Sometimes when Tom is really angry with me it would be a large ballroom with me tied naked to a pole right in the middle of it. It would be full of Deatheaters: most of them in masks, but those of them whom I knew would be without. They would humiliate me, finger me, force my body to twist and turn under their touch, and then they would take me against my mind's will but my body would betray me. While the Deatheaters would be having their fun, Tom would be standing somewhere at the side and look me in the eyes. That look in the eyes would be the hardest thing to bear, but at the end I would always black out. When I would have my consciousness back, I would be in the dark. Nothing would tell me about the size of this room or open space. The only thing seen around would be a full-length mirror in the old-fashioned frame standing in a bright beam of light. I would make two steps that separate me from this mirror and look into it, not "at" but "through" it. Tom would be standing there looking calmly at me with his dark blue eyes. I would tell him that I hate him and a second later I would ask him if he forgave me. He would never answer; just raise his hand to touch the glass right in front of my heart. Then I would come even closer while putting my hand to his and the glass would disappear. Tom would silently take my hand and help me to step through the frame. Then he would bring his lips to mine: slowly at first, but then deepening the kiss. Getting lost in our first joining for the whole night I never notice, how does the setting change. When the kiss ends I always find myself together with Tom in some interesting place. It could be a medieval ball or astronomy tower at dawn or some beautiful place for a picnic or expensive restaurant. He never fails to surprise me. We would have some unforgettable time that always ends with me screaming out his name in the moment of passion and whispering my love to him.

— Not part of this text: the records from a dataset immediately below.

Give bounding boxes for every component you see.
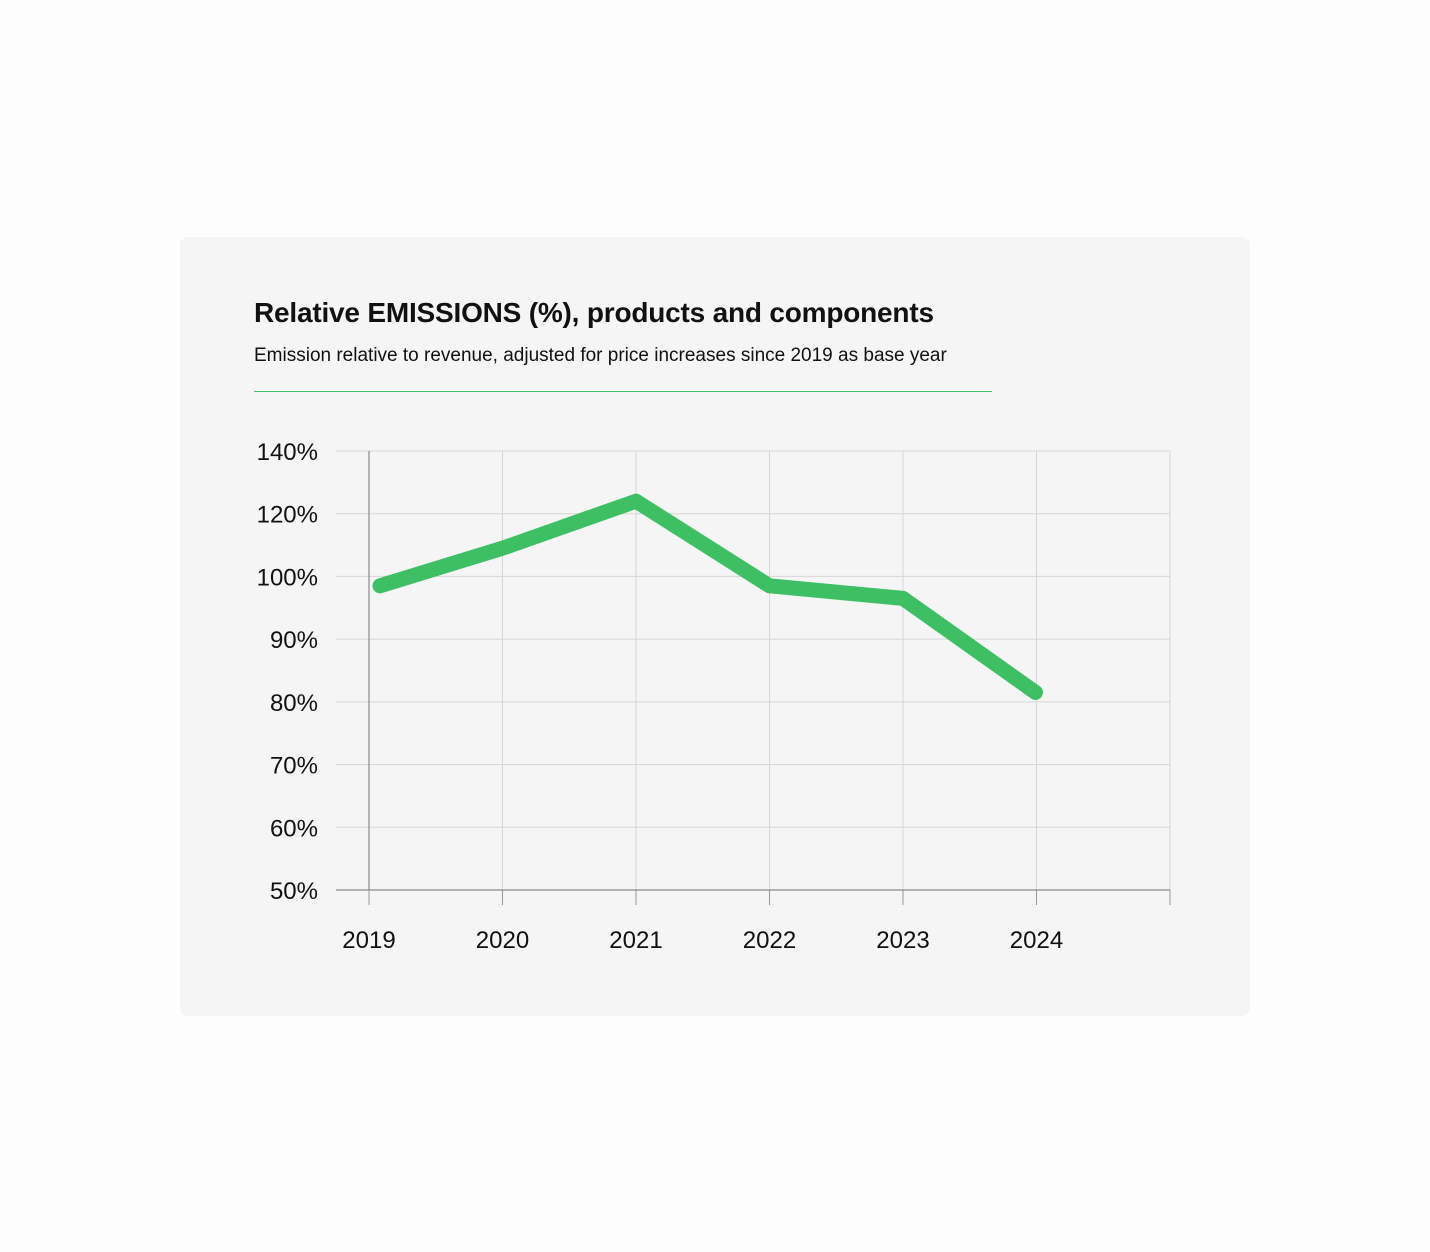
y-tick-label: 100% bbox=[257, 564, 318, 591]
series-line bbox=[372, 493, 1043, 700]
x-tick-label: 2024 bbox=[1010, 927, 1063, 954]
y-tick-label: 120% bbox=[257, 502, 318, 529]
y-tick-label: 50% bbox=[270, 878, 318, 905]
series-layer bbox=[372, 493, 1043, 700]
chart-title: Relative EMISSIONS (%), products and com… bbox=[254, 297, 934, 328]
x-tick-label: 2023 bbox=[876, 927, 929, 954]
axis-layer bbox=[336, 451, 1171, 905]
x-tick-label: 2021 bbox=[609, 927, 662, 954]
chart-subtitle: Emission relative to revenue, adjusted f… bbox=[254, 345, 947, 366]
x-tick-label: 2020 bbox=[476, 927, 529, 954]
y-tick-label: 80% bbox=[270, 690, 318, 717]
tick-label-layer: 50% 60% 70% 80% 90% 100% 120% 140% 2019 2020 2021 2… bbox=[257, 439, 1064, 954]
y-tick-label: 140% bbox=[257, 439, 318, 466]
y-tick-label: 90% bbox=[270, 627, 318, 654]
y-tick-label: 60% bbox=[270, 815, 318, 842]
title-divider bbox=[254, 391, 992, 392]
x-tick-label: 2019 bbox=[342, 927, 395, 954]
line-chart: 50% 60% 70% 80% 90% 100% 120% 140% 2019 2020 2021 2… bbox=[257, 439, 1171, 954]
chart-card: Relative EMISSIONS (%), products and com… bbox=[180, 237, 1250, 1016]
x-tick-label: 2022 bbox=[743, 927, 796, 954]
y-tick-label: 70% bbox=[270, 753, 318, 780]
grid-layer bbox=[336, 450, 1171, 890]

The moment those words pass my lips I would feel Tom's control over the night fade just when I need it the most. I would find myself back in my own bed sweaty and with aching muscles. To ease the tension I would take a long hot shower. When I will finally relax, I would come out of the bathroom and to the large mirror hanging on the door of the closet. Leaning naked against the smooth, cold surface I would look into the reflection of my eyes, seeing the reflection of dark blue ones, with fire burning inside of them. Getting lost in the moment of dreaming reality I will promise to the soul of mine and of my soul-mate that I will return to him...always.